By Craig Timberg, The Washington Post
Published: March 19, 2017, 5:11am

A researcher who long has argued that rankings on Google and other search engines can skew elections will announce plans on Tuesday to establish a global monitoring system to detect and counter the political effects of such alleged bias.

Robert Epstein, a former editor in chief of Psychology Today and co-founder of a behavioral research institute in California, has won several converts through a series of experiments since first raising his concerns in 2013. Though Google has challenged his research, Epstein’s latest initiative includes the public support of 12 academics in four countries, from institutions as Stanford University, the University of Maryland and the University of Amsterdam.

The global monitoring system Epstein envisions, called the Sunlight Society, would involve people from various nations conducting searches and transmitting the resulting rankings and links to a central office, where they could be analyzed for signs of bias.
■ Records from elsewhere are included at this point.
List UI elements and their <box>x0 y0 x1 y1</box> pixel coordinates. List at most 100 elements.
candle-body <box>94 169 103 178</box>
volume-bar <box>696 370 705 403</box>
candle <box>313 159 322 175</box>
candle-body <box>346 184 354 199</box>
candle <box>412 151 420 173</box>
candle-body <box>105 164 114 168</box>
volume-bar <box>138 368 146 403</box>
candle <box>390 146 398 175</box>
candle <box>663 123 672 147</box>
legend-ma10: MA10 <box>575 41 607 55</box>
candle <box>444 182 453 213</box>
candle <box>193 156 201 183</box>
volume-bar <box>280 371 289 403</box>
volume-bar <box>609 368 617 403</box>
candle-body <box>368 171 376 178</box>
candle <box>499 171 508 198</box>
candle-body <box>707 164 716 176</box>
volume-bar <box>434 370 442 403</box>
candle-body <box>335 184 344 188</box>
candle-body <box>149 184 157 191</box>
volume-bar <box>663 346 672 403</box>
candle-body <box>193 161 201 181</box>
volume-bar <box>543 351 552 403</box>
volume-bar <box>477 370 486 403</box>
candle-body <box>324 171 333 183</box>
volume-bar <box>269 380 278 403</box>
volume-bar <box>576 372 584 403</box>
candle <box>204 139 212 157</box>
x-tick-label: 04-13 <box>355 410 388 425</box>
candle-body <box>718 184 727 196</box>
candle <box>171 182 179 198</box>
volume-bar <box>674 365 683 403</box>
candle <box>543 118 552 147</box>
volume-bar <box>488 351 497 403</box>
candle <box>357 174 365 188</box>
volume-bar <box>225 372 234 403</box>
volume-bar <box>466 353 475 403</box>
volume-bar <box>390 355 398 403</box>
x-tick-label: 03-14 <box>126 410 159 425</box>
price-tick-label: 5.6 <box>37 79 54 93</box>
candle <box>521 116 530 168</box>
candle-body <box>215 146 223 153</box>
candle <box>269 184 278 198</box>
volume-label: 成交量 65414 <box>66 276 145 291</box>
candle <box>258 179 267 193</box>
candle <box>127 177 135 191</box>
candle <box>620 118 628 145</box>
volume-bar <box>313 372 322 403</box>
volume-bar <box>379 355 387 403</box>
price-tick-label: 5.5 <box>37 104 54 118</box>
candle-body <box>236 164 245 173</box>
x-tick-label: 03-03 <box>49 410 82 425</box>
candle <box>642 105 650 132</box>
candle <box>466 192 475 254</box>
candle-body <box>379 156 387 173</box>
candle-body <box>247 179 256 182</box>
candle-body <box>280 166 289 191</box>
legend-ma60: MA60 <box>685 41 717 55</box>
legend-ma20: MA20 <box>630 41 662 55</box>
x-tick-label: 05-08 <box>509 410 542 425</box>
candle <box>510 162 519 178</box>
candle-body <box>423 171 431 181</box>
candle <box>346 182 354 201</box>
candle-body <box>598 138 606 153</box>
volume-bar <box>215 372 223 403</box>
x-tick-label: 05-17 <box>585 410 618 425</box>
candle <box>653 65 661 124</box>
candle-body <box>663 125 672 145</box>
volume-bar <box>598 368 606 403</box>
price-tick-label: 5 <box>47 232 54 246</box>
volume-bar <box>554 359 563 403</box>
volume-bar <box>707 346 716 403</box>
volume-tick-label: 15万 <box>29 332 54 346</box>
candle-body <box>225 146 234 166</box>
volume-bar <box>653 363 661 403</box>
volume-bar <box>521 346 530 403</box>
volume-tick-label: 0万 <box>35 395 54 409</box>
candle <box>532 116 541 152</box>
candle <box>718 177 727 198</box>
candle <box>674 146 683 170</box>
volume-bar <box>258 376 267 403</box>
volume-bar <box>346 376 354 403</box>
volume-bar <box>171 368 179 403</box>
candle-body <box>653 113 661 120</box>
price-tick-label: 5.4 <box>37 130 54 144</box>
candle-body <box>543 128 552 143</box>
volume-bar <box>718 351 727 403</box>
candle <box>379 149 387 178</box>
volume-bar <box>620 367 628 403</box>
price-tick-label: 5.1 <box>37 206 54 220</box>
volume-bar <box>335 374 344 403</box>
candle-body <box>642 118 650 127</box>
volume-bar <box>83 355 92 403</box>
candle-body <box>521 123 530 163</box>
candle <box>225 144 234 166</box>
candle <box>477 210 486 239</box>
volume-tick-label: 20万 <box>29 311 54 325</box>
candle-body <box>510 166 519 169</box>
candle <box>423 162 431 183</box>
This would resemble a system that Epstein and several colleagues used to track alleged bias throughout the 2016 presidential campaign, during which they recruited 95 monitors in 24 states who ultimately captured more than 13,000 sets of search rankings and the 98,000 pages to which they linked. In that election, Epstein said searches related to the election were more likely to produce links to web pages offering a favorable impression of Hillary Clinton than of Donald Trump.

Epstein, who is trying to raise $2 million to support the project, offered no evidence of intentional manipulation.

He said the goal of the Sunlight Society was “to detect, to study and to expose new technologies that threaten human freedom.”

Three of the 12 academics publicly supporting the Sunlight Society, when contacted by The Washington Post, said they were uncertain about the sources of bias but favored creating a group for studying the issue because search engines had become dominant sources of online information. Results often vary from person to person based on location and other factors, often including browser and search history.

“One of the questions we are still grappling with is, where is the bias coming from?” said one of Epstein’s supporters, Natali Helberger, a professor of information law at the University of Amsterdam. “Part of this bias is probably in ourselves.”

Google dismissed Epstein’s research as “nothing more than a poorly constructed conspiracy theory.”

“We have never re-ranked search results on any topic (including elections) to manipulate political sentiment,” the company said in the statement to The Washington Post. “Moreover, we do not make any ranking tweaks that are specific to elections or political candidates, period. We always strive to provide our users with the most accurate, relevant answers to their queries.”

Microsoft, which operates the Bing search engine, and Yahoo declined to comment.

The importance of search rankings — and especially their order as they appear on the screen of a device — is well established when it comes to how consumers select online shopping offers, websites or news stories. Epstein summarized research into the impact of search results on political behavior in the Proceedings of the National Academy of Sciences in 2015.

University of Maryland law professor Frank Pasquale, who in 2007 publicly raised the possibility of a “Federal Search Commission” to monitor the increasingly powerful effects of search engines, said a monitoring group is a valuable step. “It’s part of an ecosystem of accountability,” said Pasquale, who is a public supporter of Epstein’s project.

Dennis Allison, a lecturer at Stanford’s Computer Systems Laboratory and a supporter of Epstein’s project, also called the study of bias in new technologies important. “The source of that bias has not been established as far as I can see but likely is present,” he said.